J'étais une simple étudiante dans une école publique du Bronx avant d'intégrer une école privée pour filles dans l'Upper East Side en cinquième. Le quartier dans lequel j'ai grandi était principalement constitué d'immigrants venus des Caraïbes et de leurs jeunes enfants nés aux Etats-Unis. J'ai reçu différents messages à propos de l'allure que devait avoir mon corps lorsque j'étais adolescente et que mon corps évoluait. À l'approche de la puberté, mon corps s'est mis à changer. Je me souviens avoir commencé à effectuer des abdos latéraux après avoir entendu ma mère dire qu'une belle taille était importante. J'observais sa magnifique silhouette et je voulais lui ressembler, je passais donc quelques minutes tous les jours en face du miroir à essayer de transformer ma taille qui commençait à peine à se former. Inutile de préciser que mes muscles obliques n'avaient pas encore fait leur apparition.

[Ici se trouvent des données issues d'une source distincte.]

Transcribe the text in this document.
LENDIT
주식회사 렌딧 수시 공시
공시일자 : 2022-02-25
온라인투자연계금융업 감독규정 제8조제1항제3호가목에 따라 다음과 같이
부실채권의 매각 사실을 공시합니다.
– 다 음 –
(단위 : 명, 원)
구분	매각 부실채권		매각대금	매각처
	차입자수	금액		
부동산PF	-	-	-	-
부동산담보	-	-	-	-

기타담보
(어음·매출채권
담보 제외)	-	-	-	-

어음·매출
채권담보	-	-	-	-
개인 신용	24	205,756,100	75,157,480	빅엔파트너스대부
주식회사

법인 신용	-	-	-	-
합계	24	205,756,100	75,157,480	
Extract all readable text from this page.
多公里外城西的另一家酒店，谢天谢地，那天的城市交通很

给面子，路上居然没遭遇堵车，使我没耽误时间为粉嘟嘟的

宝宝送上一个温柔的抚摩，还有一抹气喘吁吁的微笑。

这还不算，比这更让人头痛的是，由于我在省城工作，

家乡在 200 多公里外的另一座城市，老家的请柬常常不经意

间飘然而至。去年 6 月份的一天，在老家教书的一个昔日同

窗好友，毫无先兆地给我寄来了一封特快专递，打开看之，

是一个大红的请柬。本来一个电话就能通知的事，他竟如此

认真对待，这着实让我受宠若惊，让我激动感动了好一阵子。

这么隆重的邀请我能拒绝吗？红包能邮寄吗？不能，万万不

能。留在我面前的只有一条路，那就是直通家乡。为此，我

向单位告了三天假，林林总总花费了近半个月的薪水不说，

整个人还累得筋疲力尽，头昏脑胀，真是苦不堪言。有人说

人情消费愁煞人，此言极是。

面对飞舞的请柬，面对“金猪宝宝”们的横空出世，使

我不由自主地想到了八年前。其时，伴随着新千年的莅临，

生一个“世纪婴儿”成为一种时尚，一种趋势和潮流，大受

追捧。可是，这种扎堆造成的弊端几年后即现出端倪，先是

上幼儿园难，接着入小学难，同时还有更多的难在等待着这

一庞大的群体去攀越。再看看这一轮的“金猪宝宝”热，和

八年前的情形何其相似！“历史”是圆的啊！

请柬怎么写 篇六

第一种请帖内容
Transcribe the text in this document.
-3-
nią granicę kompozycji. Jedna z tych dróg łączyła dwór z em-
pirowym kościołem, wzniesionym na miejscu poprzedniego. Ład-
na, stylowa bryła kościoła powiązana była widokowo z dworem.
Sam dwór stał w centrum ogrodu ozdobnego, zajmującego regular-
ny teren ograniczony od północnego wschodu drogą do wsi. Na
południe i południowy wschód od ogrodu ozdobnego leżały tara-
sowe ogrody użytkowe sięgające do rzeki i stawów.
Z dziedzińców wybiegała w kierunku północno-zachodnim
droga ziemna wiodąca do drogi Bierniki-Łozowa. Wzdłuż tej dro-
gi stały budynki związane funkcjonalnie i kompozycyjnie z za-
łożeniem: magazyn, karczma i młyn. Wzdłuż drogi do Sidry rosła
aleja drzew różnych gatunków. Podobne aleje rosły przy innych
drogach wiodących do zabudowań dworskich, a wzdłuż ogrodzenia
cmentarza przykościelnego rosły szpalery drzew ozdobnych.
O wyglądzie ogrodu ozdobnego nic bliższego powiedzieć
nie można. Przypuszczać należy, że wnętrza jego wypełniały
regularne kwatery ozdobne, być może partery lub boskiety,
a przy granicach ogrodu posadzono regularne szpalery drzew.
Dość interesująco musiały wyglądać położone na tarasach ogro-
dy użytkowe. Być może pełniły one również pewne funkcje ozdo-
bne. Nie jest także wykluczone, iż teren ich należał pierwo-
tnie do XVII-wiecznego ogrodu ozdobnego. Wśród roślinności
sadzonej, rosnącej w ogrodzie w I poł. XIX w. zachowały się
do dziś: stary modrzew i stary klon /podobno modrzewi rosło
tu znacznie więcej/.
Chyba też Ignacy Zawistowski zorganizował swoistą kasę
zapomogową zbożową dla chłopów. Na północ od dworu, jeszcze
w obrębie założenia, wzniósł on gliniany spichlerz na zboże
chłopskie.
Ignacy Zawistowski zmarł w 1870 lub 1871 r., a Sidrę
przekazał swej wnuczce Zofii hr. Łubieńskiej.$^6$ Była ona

Je savais très bien à quoi correspondait un « beau » corps dans ma communauté lorsque j'ai intégré mon collège dans le Bronx. L'école que je fréquentais accueillait des jeunes de tous les milieux et de toutes les ethnicités, mais les standards de beauté étaient fortement influencés par les cultures noires et latinos multiethniques très présentes à l'école. J'étais en sixième quand le tube Thong Song de Sisqo est sorti en 1999 et cette chanson m'a aidé à comprendre qu'avoir de grosses fesses était tendance. Enfin, c'était déjà un critère de beauté dans ma culture. En grandissant, ma communauté m'a ainsi fait comprendre que les femmes étaient supposées être fortes (mais pas « grosses ») et pulpeuses : de grosses cuisses, une taille fine, une grosse poitrine ferme, un ventre plat et un derrière rond et haut, un peu comme une bulle.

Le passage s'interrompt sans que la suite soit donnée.